Skip site navigation (1)Skip section navigation (2)
Date:      Fri, 28 Mar 2003 15:52:50 -0800
From:      David Schultz <das@FreeBSD.org>
To:        Terry Lambert <tlambert2@mindspring.com>
Cc:        Alexander Langer <alex@big.endian.de>
Subject:   Re: [Re: several background fsck panics
Message-ID:  <20030328235250.GA22044@HAL9000.homeunix.com>
In-Reply-To: <3E810547.3653FFEA@mindspring.com>
References:  <20030324215712.GA844@fump.kawo2.rwth-aachen.de> <3E7FE3CE.ECD2775F@mindspring.com> <20030325110843.GF1700@fump.kawo2.rwth-aachen.de> <3E804392.40844D63@mindspring.com> <20030325161632.GB600@lenny.anarcat.ath.cx> <3E810547.3653FFEA@mindspring.com>

next in thread | previous in thread | raw e-mail | index | archive | help
Thus spake Terry Lambert <tlambert2@mindspring.com>:
> o	Put a counter in the first superblock; it would be
> 	incremented when the BG fsck is started, and reset
> 	to zero when it completes.  If the counter reaches
> 	3 (or some command line specified number), then the
> 	BG flagging is ignored, and a full FG fsck is then
> 	performed instead.  I like this idea because it will
> 	always work, and it's not actually a hack, it's a
> 	correct solution.

I'm glad you like it because AFAIK, it is already implemented.  ;-)

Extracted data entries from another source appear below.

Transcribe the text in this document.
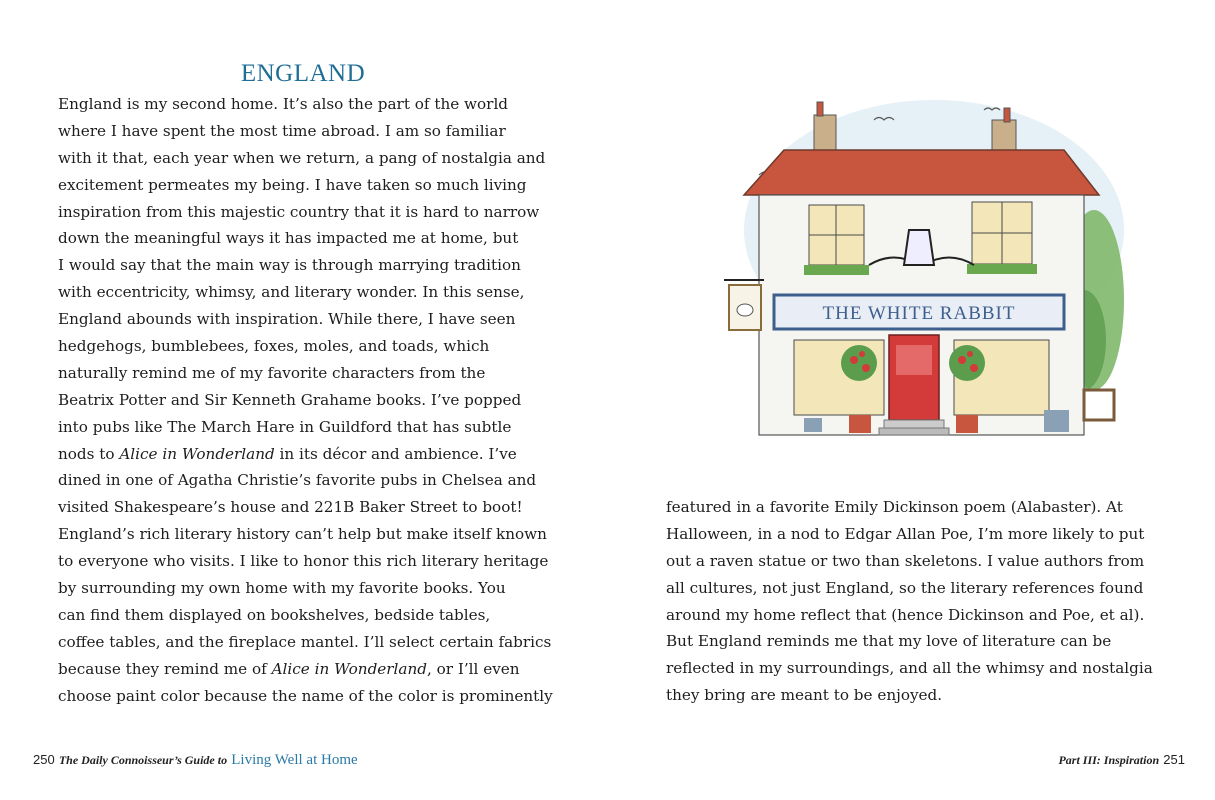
ENGLAND
England is my second home. It’s also the part of the world
where I have spent the most time abroad. I am so familiar
with it that, each year when we return, a pang of nostalgia and
excitement permeates my being. I have taken so much living
inspiration from this majestic country that it is hard to narrow
down the meaningful ways it has impacted me at home, but
I would say that the main way is through marrying tradition
with eccentricity, whimsy, and literary wonder. In this sense,
England abounds with inspiration. While there, I have seen
hedgehogs, bumblebees, foxes, moles, and toads, which
naturally remind me of my favorite characters from the
Beatrix Potter and Sir Kenneth Grahame books. I’ve popped
into pubs like The March Hare in Guildford that has subtle
nods to Alice in Wonderland in its décor and ambience. I’ve
dined in one of Agatha Christie’s favorite pubs in Chelsea and
visited Shakespeare’s house and 221B Baker Street to boot!
England’s rich literary history can’t help but make itself known
to everyone who visits. I like to honor this rich literary heritage
by surrounding my own home with my favorite books. You
can find them displayed on bookshelves, bedside tables,
coffee tables, and the fireplace mantel. I’ll select certain fabrics
because they remind me of Alice in Wonderland, or I’ll even
choose paint color because the name of the color is prominently
250 The Daily Connoisseur’s Guide to Living Well at Home
THE WHITE RABBIT
featured in a favorite Emily Dickinson poem (Alabaster). At
Halloween, in a nod to Edgar Allan Poe, I’m more likely to put
out a raven statue or two than skeletons. I value authors from
all cultures, not just England, so the literary references found
around my home reflect that (hence Dickinson and Poe, et al).
But England reminds me that my love of literature can be
reflected in my surroundings, and all the whimsy and nostalgia
they bring are meant to be enjoyed.
Part III: Inspiration 251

> o	Implement "soft read-only".  The place that most of
> 	the complaints are coming from is desktop users, with
> 	relatively quiescent machines.  Though swap is used,
> 	it does not occur in an FS partition.  As a result,
> 	the FS could be marked "read-only" for long period of
> 	time.  This marking would be in memory.  The clean bit
> 	would be set on the superblock.  When a write occurs,
> 	the clean bit would be reset to "dirty", and committed
> 	to disk prior to the write operation being permitted
> 	to proceed (a stall barrier).  I like this idea because,
> 	for the most part, it eliminates fsck, both BG and FG,
> 	on systems that crash while it's in effect.  The net
> 	result is a system that is statistically much more
> 	tolerant of failures, but which still requires another
> 	safety net, such as the previous solution.

I was thinking of doing something like this myself as part of an
``idle timeout'' for disks.  (Marking the filesystem clean after a
period of quiescence would actually interfere with ATA disks'
built-in mechanism for spinning down after a timeout, which is
important for laptops, so the OS would have to track the true
amount of idle time.)  Annoyingly, I can never get the disk
containing /var to remain quiescent for long while cron is running
(even without any crontabs), and I hope this can be solved without
disabling cron or adding a nontrivial hack to bio.